I read that memory is less aroused by sound than by smell which owes its potency to a handshake between our olfactory bulbs and the hippocampus. But when I hear the lazy phrases of a blackbird, my mind is transported to a remembered English garden where one sang every afternoon announcing its territory from a perch in apple blossom. But here, where brown thrashers, wood thrushes and mocking birds are better musicians, the chorus of woodland songsters never evokes the same emotion, perhaps because some neural networks close after childhood.

And yet less emotion does not mean less care for the birds that choose to make a home in our yard. In a landscape where native plants of Virginia are retreating before the advance of so many inedible aliens, they need us when food supplies reach a nadir. The bird feeder was not full for very long and never empty during the winter. Long before our neighborhood birds started looking for nesting sites I made a batch of boxes for them, one for every acre. They are luxury condos made of durable white cedar with green shingle roofs and a critter-guard against snakes, raccoons and squirrels.

WelcomeEggs_smallThe boxes were designed for bluebirds, which are surely in the top ten for popularity. Cavity nesters depend on these artificial homes because cautious park officers and yard owners fell dead trees which might have offered them a home. Apart from untold numbers of nest-boxes in gardens, there are 230 boxes around public trails and golf courses in James City and York counties that are monitored weekly by local naturalists. It is exciting to find a clutch of 4 or 5 bluebird eggs (sky blue, of course), and experts assure us that a brief inspection does not affect breeding success.

The program has reversed the steady decline in their population, and now there are more bluebirds in the area than at any time in living memory. Over 700 of them fledged from these boxes alone last year. The Virginia Bluebird Society collects breeding data from across the state, and at summer’s end we will know what impact the hard winter had on their population.

Chickadee nesting in bluebird box
Chickadee nesting in bluebird box

There were bluebirds in our yard until the deep freeze started in February, but we saw few afterwards. There are reports of birds found dead in nest-boxes where they were roosting. Drinking water was frozen for several weeks, and there were few berries or other natural foods at the end of winter. Perhaps the hard weather explains why a chickadee took up residence in one of our bluebird boxes, a tufted titmouse in another, and Carolina wren is building a nest in a third. One box is vacant where a pair of bluebirds raised two broods last year.

Bluebird laying recordBluebirds are nesting elsewhere, but they started late this year, although no later than in the past two years. Our records for 2012-15 suggest their breeding schedule is flexible, so that hungry fledglings are not hatched before insects are abundant again.

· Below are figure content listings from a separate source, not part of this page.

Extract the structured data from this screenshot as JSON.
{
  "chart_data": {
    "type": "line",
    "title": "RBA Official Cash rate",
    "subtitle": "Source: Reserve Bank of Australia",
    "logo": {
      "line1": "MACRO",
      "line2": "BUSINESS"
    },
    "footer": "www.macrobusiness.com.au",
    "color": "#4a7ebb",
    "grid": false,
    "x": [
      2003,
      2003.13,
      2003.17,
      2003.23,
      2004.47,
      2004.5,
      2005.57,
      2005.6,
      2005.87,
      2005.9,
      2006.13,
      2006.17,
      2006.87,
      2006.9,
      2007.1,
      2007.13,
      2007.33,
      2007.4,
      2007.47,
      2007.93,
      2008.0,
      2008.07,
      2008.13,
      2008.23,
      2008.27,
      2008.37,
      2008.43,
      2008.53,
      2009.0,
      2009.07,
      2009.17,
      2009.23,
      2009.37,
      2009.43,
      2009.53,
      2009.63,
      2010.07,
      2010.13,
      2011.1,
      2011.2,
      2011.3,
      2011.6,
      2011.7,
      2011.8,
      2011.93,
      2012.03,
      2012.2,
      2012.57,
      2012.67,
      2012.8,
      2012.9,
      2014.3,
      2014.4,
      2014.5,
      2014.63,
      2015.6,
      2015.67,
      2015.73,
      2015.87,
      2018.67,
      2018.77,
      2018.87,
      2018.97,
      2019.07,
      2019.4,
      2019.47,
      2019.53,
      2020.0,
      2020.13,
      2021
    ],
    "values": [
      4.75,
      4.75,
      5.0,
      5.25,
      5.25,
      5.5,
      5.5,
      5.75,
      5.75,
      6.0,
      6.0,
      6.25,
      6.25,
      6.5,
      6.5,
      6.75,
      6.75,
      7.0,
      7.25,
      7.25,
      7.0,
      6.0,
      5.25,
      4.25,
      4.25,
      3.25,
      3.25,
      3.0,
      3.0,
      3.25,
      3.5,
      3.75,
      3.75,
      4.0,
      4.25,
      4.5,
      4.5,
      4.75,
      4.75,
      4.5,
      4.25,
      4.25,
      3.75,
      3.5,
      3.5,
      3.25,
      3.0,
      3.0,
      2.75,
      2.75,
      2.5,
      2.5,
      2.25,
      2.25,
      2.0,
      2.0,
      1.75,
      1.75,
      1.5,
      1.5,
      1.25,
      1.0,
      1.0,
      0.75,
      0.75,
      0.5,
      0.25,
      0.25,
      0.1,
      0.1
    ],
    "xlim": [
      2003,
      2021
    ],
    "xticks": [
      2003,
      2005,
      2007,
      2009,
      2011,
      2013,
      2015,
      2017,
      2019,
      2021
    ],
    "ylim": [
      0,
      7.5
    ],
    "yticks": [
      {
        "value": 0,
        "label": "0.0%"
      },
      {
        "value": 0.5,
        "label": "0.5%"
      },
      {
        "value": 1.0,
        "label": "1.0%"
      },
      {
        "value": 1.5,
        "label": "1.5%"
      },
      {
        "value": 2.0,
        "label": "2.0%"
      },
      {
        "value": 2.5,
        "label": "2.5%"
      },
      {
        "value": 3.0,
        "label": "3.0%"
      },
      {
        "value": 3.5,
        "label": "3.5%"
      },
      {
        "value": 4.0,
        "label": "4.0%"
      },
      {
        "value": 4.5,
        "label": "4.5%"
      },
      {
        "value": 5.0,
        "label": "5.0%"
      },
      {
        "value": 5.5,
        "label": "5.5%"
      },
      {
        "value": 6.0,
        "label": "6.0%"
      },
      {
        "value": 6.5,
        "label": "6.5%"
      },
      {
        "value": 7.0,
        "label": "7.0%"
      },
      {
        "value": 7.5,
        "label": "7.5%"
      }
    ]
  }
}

In the warm spring of 2012, the first eggs were laid three weeks early.

The great horned owls breeding on Jamestown Island don’t have to be respecters of temperature and weather because their prey is ever present. They were sitting on eggs in January, and their owlets were almost ready to fly when the bluebirds were starting to gather straw and down to line their nests.

Red-shouldered hawk on nest
Red-shouldered hawk on nest

Besides the vagaries of weather, bluebirds face the daily challenge of evading predators. They have little to fear from nocturnal species like owls, but a pair of red-shouldered hawks has taken up residence in our woodlot, and I guess they have chicks sitting on the untidy matt of sticks in the fork of a loblolly pine. Their breeding schedule coincides with the re-appearance of frogs and reptiles and when baby rodents set foot out of the nest and naïve baby birds flutter out of theirs. We hear the hawks screaming kee-rah all day long to scare birds out of cover or before taking a dive at them on the bird feeder. I feel no special sympathy for an English sparrow in yellow talons, but there would be a rush of emotion if I noticed a splash of blue on prey feathers.